Throughout the record, Litany digs into all facets of the last few years, allowing the overwhelm to take hold one minute, and then rising up against it the next. ‘Sadgirl’s’ title track, she describes knowingly as “the denial anthem of depression”. “It was a real turning point in terms of acknowledging that I wasn’t just sad, I was going through something quite severe,” she says, “where everything is screaming that you’re depressed, and everyone around you is trying to help, but you’re like, ‘I’M TOTALLY FINE!!’” Conversely, on the HAIM-like strut of ‘Kingpin’, she stares down the toxic industry men she’s met along the way and rebuts the horrendous conversations she’s had to endure (“I dress too drab for his tastes / Too large of a waistline”).

“It was written about meetings I had whilst in that headspace with bigwig industry folk – men, obviously. They’d just say shit that, as a woman, you just think, ‘What the fuck is wrong with you?’” she says, before acknowledging the power of Self Esteem’s anthem ‘I Do This All The Time’ as something that gave her the confidence to speak out: “I’m so grateful to Rebecca for bringing that song out. Women being fearless is great. The minute someone says something that you’ve felt for so long, it’s so validating, and it feels like our duty as musicians to do that because we all feel it.”

The joyful bounce of ‘Future Us’, she laughs, is “probably the only song on this record that isn’t really really depressing!” Written from the fictional perspective of a long-distance couple that decide to give it a shot (her own relationship, sadly, did not work out that way), it adds Vampire Weekend-influenced saxophones to the track’s glimmering hooks. New single ‘Jelly Tot’, meanwhile, was written late in the process as a kick up the arse to herself to get back in the game.
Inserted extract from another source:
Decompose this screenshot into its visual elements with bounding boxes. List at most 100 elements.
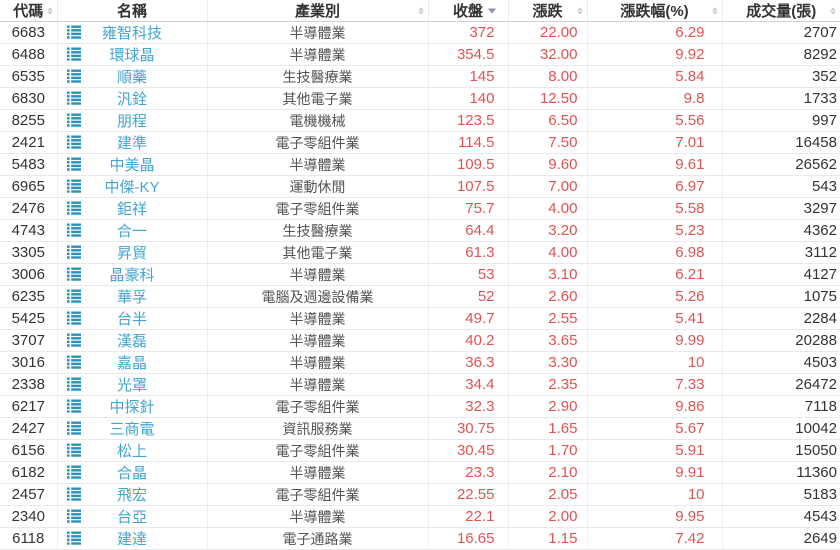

A sassy, cheeky highlight, it’s the sound of Beth shaking herself down and finally feeling ready. “I was sitting on this body of music that was about suffering, and I was still wallowing, so this was me saying, ‘If I’m not ready to back myself, what’s the fucking point?” she says. “It’s a confident song about coming out the other side.”

‘Sadgirl’, then, is a journey. Beginning with the emotional dependency of ‘Vertigo’, on which deceptively breezy melodies bely tales of running back to her ex, relying on others to make her happy, it ends with ‘Alright’ – the only song she wrote in the present tense – that realises that the key to healing is to look after yourself and trust that you’ll get there in the end.
These days, Beth is looking at things differently. She knows she’s made a great album, and she still wants Litany to thrive, but she also knows what she needs for herself. “I want people to hear this music and understand where I’m coming from. I want to tour it and for people to scream it back to me,” she says. “But I also want to be content knowing that I’m enough as I am.”